Hi,
We have been happily using h2 for a number of years now for our development teams where our final deployment is on an Oracle or DB2 database – thank you!
What we have recently noticed is some performance issues with JUnit testing against H2 versus Oracle so over the last few days I have spent some time investigating this and would like to report the problem.
We use the same JDBC access across all the databases that our product supports and the recent performance issues come down to some testing using large Blobs.
The code that we use to retrieve Blobs from the database does not use what may be the typical getBinaryStream but instead uses Blob.getBytes(1, blob.length()).
The reason we do this is that the Blob getBytes and Clob.getSubString is the most performing on DB2 and Oracle and we share the code across all databases.
H2’s performance here was nearly twice as slow as Oracle’s with either an embedded or server scenario.
I looked into the code of H2 and in particular the JDBCBlob class getBytes method and found that if a byteBuffer is used to read from the Inputstream here, performance improves by 400%.
The code I used was below to read the full blob back from the stream but you may wish to reduce this to some other BufferSize like the length() method in the same class.
public byte[] getBytes(final long pos, final int length) throws SQLException {
try {
debugCode("getBytes(" + pos + ", " + length + ");");
checkClosed();
final ByteArrayOutputStream out = new ByteArrayOutputStream();
final InputStream in = value.getInputStream();
try {
IOUtils.skipFully(in, pos - 1);
final byte[] buf = new byte[length];
in.read(buf);
out.write(buf, 0, buf.length);
} finally {
in.close();
}
return out.toByteArray();
} catch (Exception e) {
throw logAndConvert(e);
}
}
I’d believe the JDBCClob method getSubString could benefit from the same consideration for a buffered Reader read.
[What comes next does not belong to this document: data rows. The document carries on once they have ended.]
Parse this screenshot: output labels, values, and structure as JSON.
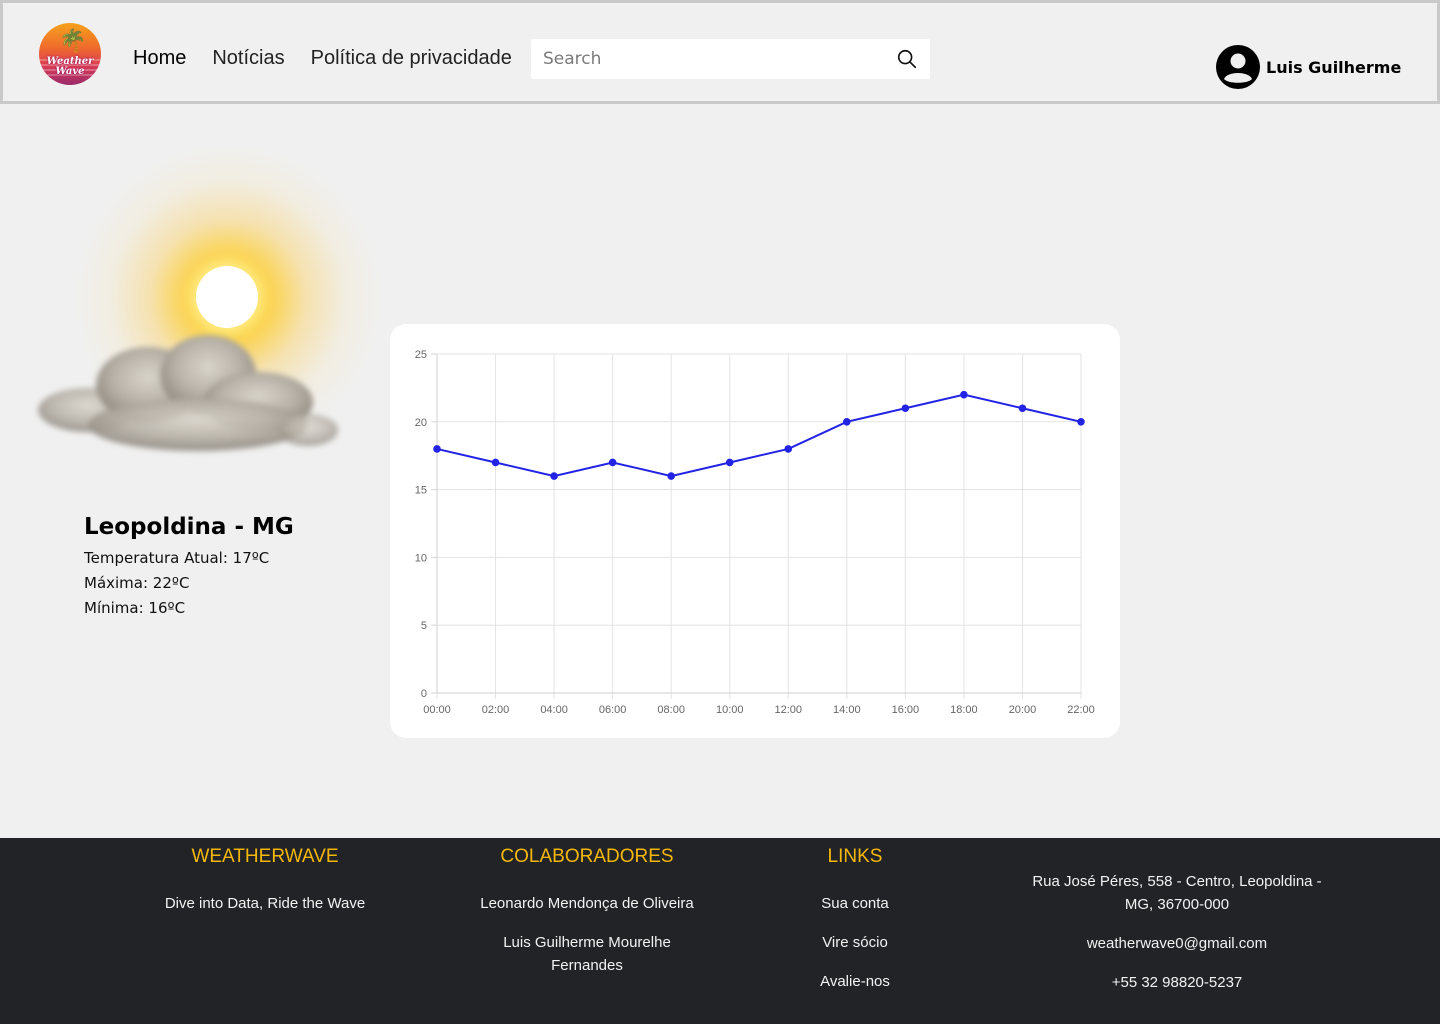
{
  "header": {
    "logo_text_line1": "Weather",
    "logo_text_line2": "Wave",
    "nav": [
      {
        "label": "Home"
      },
      {
        "label": "Notícias"
      },
      {
        "label": "Política de privacidade"
      }
    ],
    "search": {
      "placeholder": "Search",
      "value": ""
    },
    "user": {
      "name": "Luis Guilherme"
    }
  },
  "weather": {
    "city": "Leopoldina - MG",
    "current": "Temperatura Atual: 17ºC",
    "max": "Máxima: 22ºC",
    "min": "Mínima: 16ºC"
  },
  "chart_data": {
    "type": "line",
    "x": [
      "00:00",
      "02:00",
      "04:00",
      "06:00",
      "08:00",
      "10:00",
      "12:00",
      "14:00",
      "16:00",
      "18:00",
      "20:00",
      "22:00"
    ],
    "series": [
      {
        "values": [
          18,
          17,
          16,
          17,
          16,
          17,
          18,
          20,
          21,
          22,
          21,
          20
        ],
        "color": "#2323e6"
      }
    ],
    "yticks": [
      "0",
      "5",
      "10",
      "15",
      "20",
      "25"
    ],
    "ylim": [
      0,
      25
    ],
    "grid": true,
    "title": "",
    "xlabel": "",
    "ylabel": ""
  },
  "footer": {
    "brand": {
      "title": "WEATHERWAVE",
      "tagline": "Dive into Data, Ride the Wave"
    },
    "collaborators": {
      "title": "COLABORADORES",
      "names": [
        "Leonardo Mendonça de Oliveira",
        "Luis Guilherme Mourelhe Fernandes"
      ]
    },
    "links": {
      "title": "LINKS",
      "items": [
        "Sua conta",
        "Vire sócio",
        "Avalie-nos"
      ]
    },
    "contact": {
      "address": "Rua José Péres, 558 - Centro, Leopoldina - MG, 36700-000",
      "email": "weatherwave0@gmail.com",
      "phone": "+55 32 98820-5237"
    },
    "colors": {
      "background": "#212327",
      "heading": "#f5b70a"
    }
  }
}
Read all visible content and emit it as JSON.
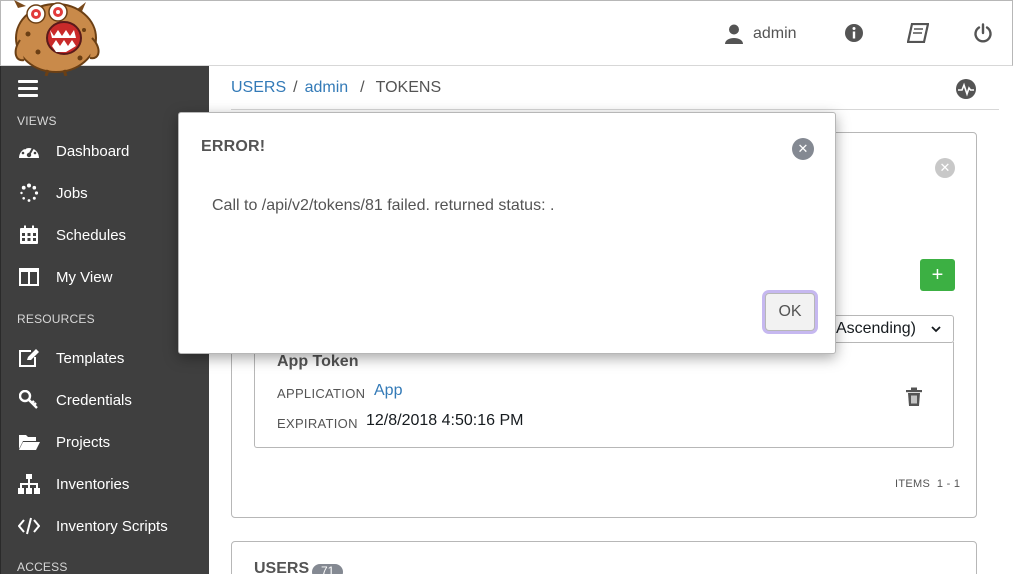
{
  "header": {
    "user_name": "admin"
  },
  "sidebar": {
    "section_views": "VIEWS",
    "section_resources": "RESOURCES",
    "section_access": "ACCESS",
    "views": [
      {
        "label": "Dashboard",
        "icon": "dashboard-icon"
      },
      {
        "label": "Jobs",
        "icon": "jobs-spinner-icon"
      },
      {
        "label": "Schedules",
        "icon": "calendar-icon"
      },
      {
        "label": "My View",
        "icon": "columns-icon"
      }
    ],
    "resources": [
      {
        "label": "Templates",
        "icon": "pencil-square-icon"
      },
      {
        "label": "Credentials",
        "icon": "key-icon"
      },
      {
        "label": "Projects",
        "icon": "folder-open-icon"
      },
      {
        "label": "Inventories",
        "icon": "sitemap-icon"
      },
      {
        "label": "Inventory Scripts",
        "icon": "code-icon"
      }
    ]
  },
  "breadcrumb": {
    "users": "USERS",
    "sep1": "/",
    "admin": "admin",
    "sep2": "/",
    "tokens": "TOKENS"
  },
  "tokens_panel": {
    "add_label": "+",
    "sort_value": "(Ascending)",
    "token": {
      "name": "App Token",
      "application_key": "APPLICATION",
      "application_value": "App",
      "expiration_key": "EXPIRATION",
      "expiration_value": "12/8/2018 4:50:16 PM"
    },
    "items_label": "ITEMS",
    "items_range": "1 - 1"
  },
  "users_panel": {
    "label": "USERS",
    "count": "71"
  },
  "modal": {
    "title": "ERROR!",
    "message": "Call to /api/v2/tokens/81 failed. returned status: .",
    "ok_label": "OK"
  },
  "colors": {
    "sidebar_bg": "#3f3f3f",
    "link": "#337ab7",
    "add_button": "#3cb043",
    "ok_focus_ring": "#c6b8f0"
  }
}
I appreciate any consideration given to inclusion of this in the future release.
Thanks,
Ronan
Thanks for the patch! I will implement a similar solution, however not
exactly this one. Reason: the value of the parameter length could be
larger than the blob itself. Therefore, I will still use a
ByteArrayOutputStream, but copy the data in blocks of 4 KB. According
to my test, this is about 3 times faster than the current single byte
loop.
Actually my solution is already committed to the trunk.
Regards,
Thomas